Jeff “Skin” Wade has been doing so many different things for so long—Dallas Mavericks broadcaster, radio show host, brewery owner—that I sometimes forget that when I first met him, more than two decades ago, it was to talk about his music career. Back then, I was the music editor at the Dallas Observer and he was one half (with Ruben Ayala) of Hydroponic Sound System, a crate-digging hip-hop production team/musical collective. But Skin had been involved in the Dallas music scene long before that and has continued to be.

I knew that Skin had formed the Eastwood Music Group a few years ago with Josey Records’ Luke Sardello, primarily to release music by the soul group Bastards of Soul. I thought that meant he had mostly moved to the label side of things. I didn’t realize until I saw an unfinished cut of director Paul Levatino’s eponymous documentary about Bastards of Soul and its tragic end that Skin was still very much involved in the music making, too. (The film will hit theaters in a couple of months.)

There is more tangible proof with Silver Skylarks, a collaboration between Skin and Bastards’ bassist Danny Balis. What started out as a collection of demos Balis recorded during the pandemic has been fleshed out into The Number One Set and Sound, a full-length featuring the kind of funk-inflected, Afrobeat-indebted, live hip-hop soul that should appeal to fans of Khruangbin and Black Pumas (whose Adrian Quesada guests on the record). Along with vocals by Austin’ US! (Uncle Roy and Spice), the disc has contributions from a trio of rap legends: Large Professor, Kool G Rap, and Dallas’ own The D.O.C.

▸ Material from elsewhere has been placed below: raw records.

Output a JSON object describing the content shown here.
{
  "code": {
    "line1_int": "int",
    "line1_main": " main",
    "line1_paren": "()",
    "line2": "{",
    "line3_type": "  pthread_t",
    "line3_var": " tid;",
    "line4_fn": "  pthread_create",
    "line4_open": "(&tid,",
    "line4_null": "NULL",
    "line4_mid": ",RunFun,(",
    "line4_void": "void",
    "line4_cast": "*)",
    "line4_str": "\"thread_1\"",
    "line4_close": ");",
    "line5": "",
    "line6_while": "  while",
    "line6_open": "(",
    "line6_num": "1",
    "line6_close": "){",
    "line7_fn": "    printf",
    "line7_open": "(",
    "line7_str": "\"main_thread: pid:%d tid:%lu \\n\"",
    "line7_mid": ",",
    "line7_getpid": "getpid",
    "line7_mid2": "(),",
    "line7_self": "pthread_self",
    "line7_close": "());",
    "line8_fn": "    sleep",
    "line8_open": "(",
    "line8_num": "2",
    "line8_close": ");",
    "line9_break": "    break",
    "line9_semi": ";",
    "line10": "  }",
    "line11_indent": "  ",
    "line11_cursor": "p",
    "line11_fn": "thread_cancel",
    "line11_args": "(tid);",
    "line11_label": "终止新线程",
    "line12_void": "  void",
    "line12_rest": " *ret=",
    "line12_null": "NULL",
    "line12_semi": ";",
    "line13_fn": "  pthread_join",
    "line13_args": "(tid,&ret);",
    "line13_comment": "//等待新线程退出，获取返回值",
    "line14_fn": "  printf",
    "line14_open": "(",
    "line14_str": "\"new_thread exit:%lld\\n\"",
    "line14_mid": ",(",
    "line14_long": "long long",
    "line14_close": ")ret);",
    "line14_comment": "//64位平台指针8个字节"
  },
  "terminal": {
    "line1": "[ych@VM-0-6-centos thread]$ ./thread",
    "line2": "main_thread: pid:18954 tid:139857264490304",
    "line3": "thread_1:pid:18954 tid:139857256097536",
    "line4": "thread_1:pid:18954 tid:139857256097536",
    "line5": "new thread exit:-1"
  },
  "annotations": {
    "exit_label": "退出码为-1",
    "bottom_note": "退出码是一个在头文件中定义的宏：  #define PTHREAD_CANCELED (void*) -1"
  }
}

The Skylarks project gave Skin and Sardello a chance to pivot after the unexpected end of Bastards and even lent itself to a new name: Skylark Soul Co. This weekend will serve as a coming-out party for all of it, with Large Professor appearing at a release party for Silver Skylarks’ debut single (“Power Moves”) at the Kessler on Friday night (along with Shabazz 3 and BranooFunck) and then spinning with Quesada at LadyLove Lounge on Saturday.

Last week, I caught up with Skin to talk about all of this. (This interview has been edited for length and clarity.)

OK, so why did you guys decide to rebrand the label?

Yeah, so there was a couple of different reasons and a lot of it had to do with the way in which we started and everything that happened around that time period. The pandemic and then what happened with Bastards of Soul and then, ultimately, what happened with Chadwick. In the middle of all that, we had started the Truth to Power project and there was also, at the same time, there was a company over in the UK that did something different than us, but they were the Eastwood Music something or other. And I’m looking at all of this and I’m like, “All right, man, we’re going to…” We have our company, Eastwood Music Group, and it handles publishing and stuff, but I was like, “We want to start fresh, we want to do something different with what we’re releasing and why we’re releasing it,” and me and Danny had been working on Silver Skylarks, which is the name that Danny came up with, and Luke suggested, “What if we call this thing Skylark Soul Company and use the release as a way for us to relaunch and rebrand everything?”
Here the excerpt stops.